Among his staffing goals are a domestic violence detective and a full-time detective for online child predators. “I’m adjusting to not having the teams we had in Fairfax. We’re not big enough to need them. We live in a safe community. Our biggest problem recently was robberies. Stakeouts and detective work led to arrests.
“Geopolicing should draw more applicants. My question to applicants is, ‘Speak from the heart: when you watch the news why would you want to be a police officer?’ Some say, ‘I want to prove that’s not what police are.’ They are attracted to community policing, to being out in the community. We count how many community events officers attend. We have officers speak to groups to build up their confidence. What if they don’t get on board? Then they come to my office and we dust off their resumé.
“My dream is 150 officers.” The department had a staff of 107 when he arrived, he noted. The goal is to hire seven officers a year.
Another training goal is a high percentage of officers trained to handle mental illness situations. “About 50 percent of officers are trained with mental illness crisis situations,” Lantz said. “The goal is 70 percent, but attrition has hurt that. It’s a big deal for me. We want officers trained to de-escalate situations. Officers have to have some experience before the training becomes effective.”
Asked about military–style policing, Lantz said, “We want to get away from the warrior mindset to the guardian mindset. But in a Dallas situation you still need the warrior mindset.
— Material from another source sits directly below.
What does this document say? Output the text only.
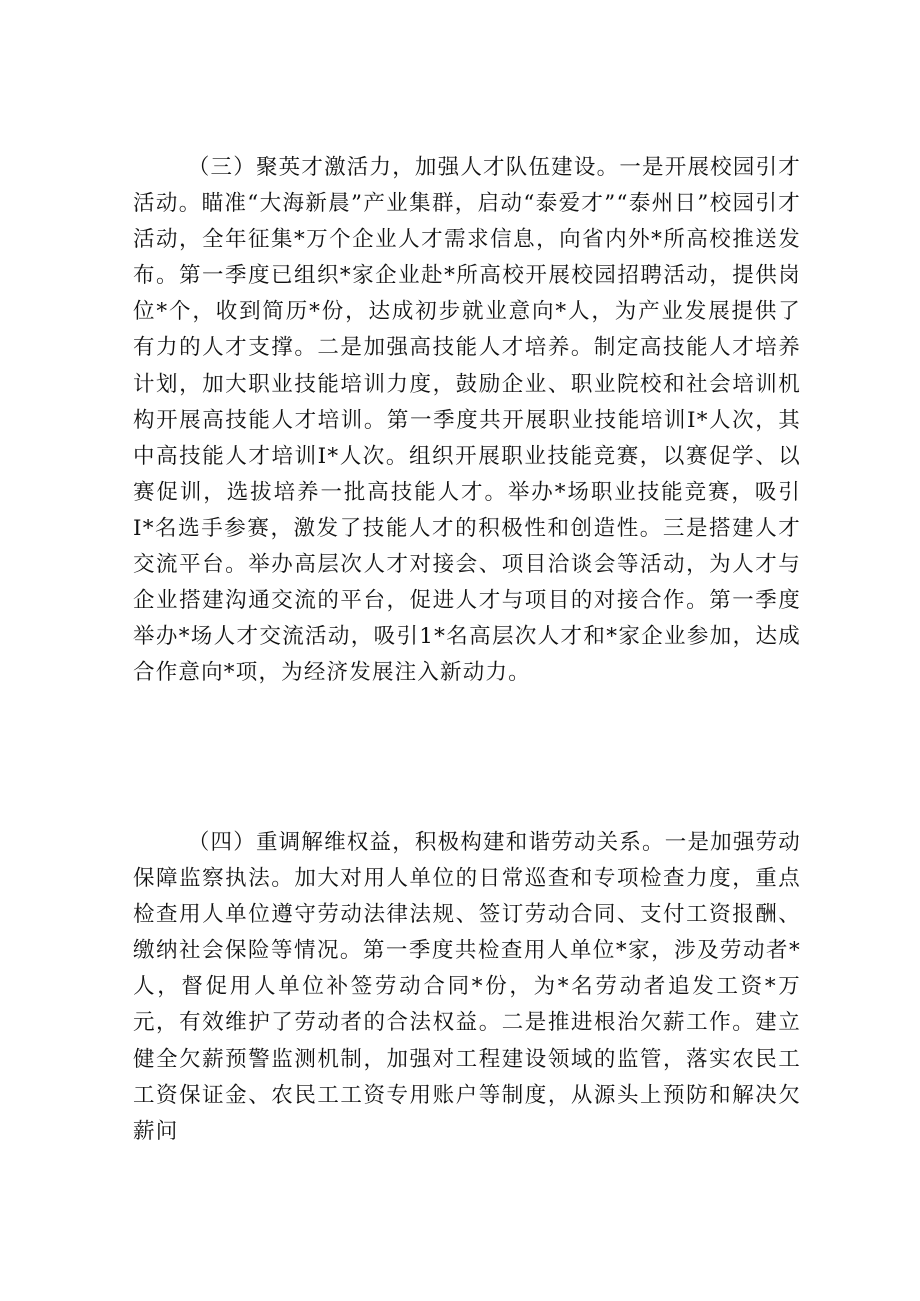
（三）聚英才激活力，加强人才队伍建设。一是开展校园引才活动。瞄准“大海新晨”产业集群，启动“泰爱才”“泰州日”校园引才活动，全年征集*万个企业人才需求信息，向省内外*所高校推送发布。第一季度已组织*家企业赴*所高校开展校园招聘活动，提供岗位*个，收到简历*份，达成初步就业意向*人，为产业发展提供了有力的人才支撑。二是加强高技能人才培养。制定高技能人才培养计划，加大职业技能培训力度，鼓励企业、职业院校和社会培训机构开展高技能人才培训。第一季度共开展职业技能培训I*人次，其中高技能人才培训I*人次。组织开展职业技能竞赛，以赛促学、以赛促训，选拔培养一批高技能人才。举办*场职业技能竞赛，吸引I*名选手参赛，激发了技能人才的积极性和创造性。三是搭建人才交流平台。举办高层次人才对接会、项目洽谈会等活动，为人才与企业搭建沟通交流的平台，促进人才与项目的对接合作。第一季度举办*场人才交流活动，吸引1*名高层次人才和*家企业参加，达成合作意向*项，为经济发展注入新动力。

（四）重调解维权益，积极构建和谐劳动关系。一是加强劳动保障监察执法。加大对用人单位的日常巡查和专项检查力度，重点检查用人单位遵守劳动法律法规、签订劳动合同、支付工资报酬、缴纳社会保险等情况。第一季度共检查用人单位*家，涉及劳动者*人，督促用人单位补签劳动合同*份，为*名劳动者追发工资*万元，有效维护了劳动者的合法权益。二是推进根治欠薪工作。建立健全欠薪预警监测机制，加强对工程建设领域的监管，落实农民工工资保证金、农民工工资专用账户等制度，从源头上预防和解决欠薪问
I’ll give an officer every tool I can to keep him safe.
“There’s got to be a need for military equipment before I’ll get into it. I’m not a fan of knocking down doors. Too many things can happen. I like to get them when they’re away from the house. We’re stringent here before we deploy a SWAT team.
“We’re guardians up front, but we’re still warriors behind that. We’re going to lock up the bad guys.”
The department has a long-term goal of decentralizing operations, he said about the satellite office in Crozet, which officers will not staff but occasionally drop in at. The office is expected to be open on October 1. The 850-square-foot office is offered to the department free and allows officers a place for bathroom breaks and to eat meals.
A staffed station will most likely open first in the Hollymead area, Lantz said. “Most of our calls are in the ‘urban ring’ around Charlottes-ville. We have a satellite office at Fashion Square Mall now.” A station can dispatch officers to calls. A satellite office is a part-time office.
“Community engagement and transparency are number one, particularly in at-risk neighborhoods,” Lantz said.
He said crime in the rural areas is typically a daytime break-in or roaming scammers. There were 85 calls for service in the Crozet area in the last 30 days and 30 were for vehicle accidents, he said. The worst were four minor larcenies. “Our worst crime in Old Trail,” he said, “is kids smoking pot on the pathways. The way you can help, as we say, is ‘when in doubt, call us out.’”
Lantz lives in Old Trail himself. “I love the community. That’s why we live here. I truly enjoy it. They know what we want to order when we come in the door at Crozet Pizza and Fardowners.”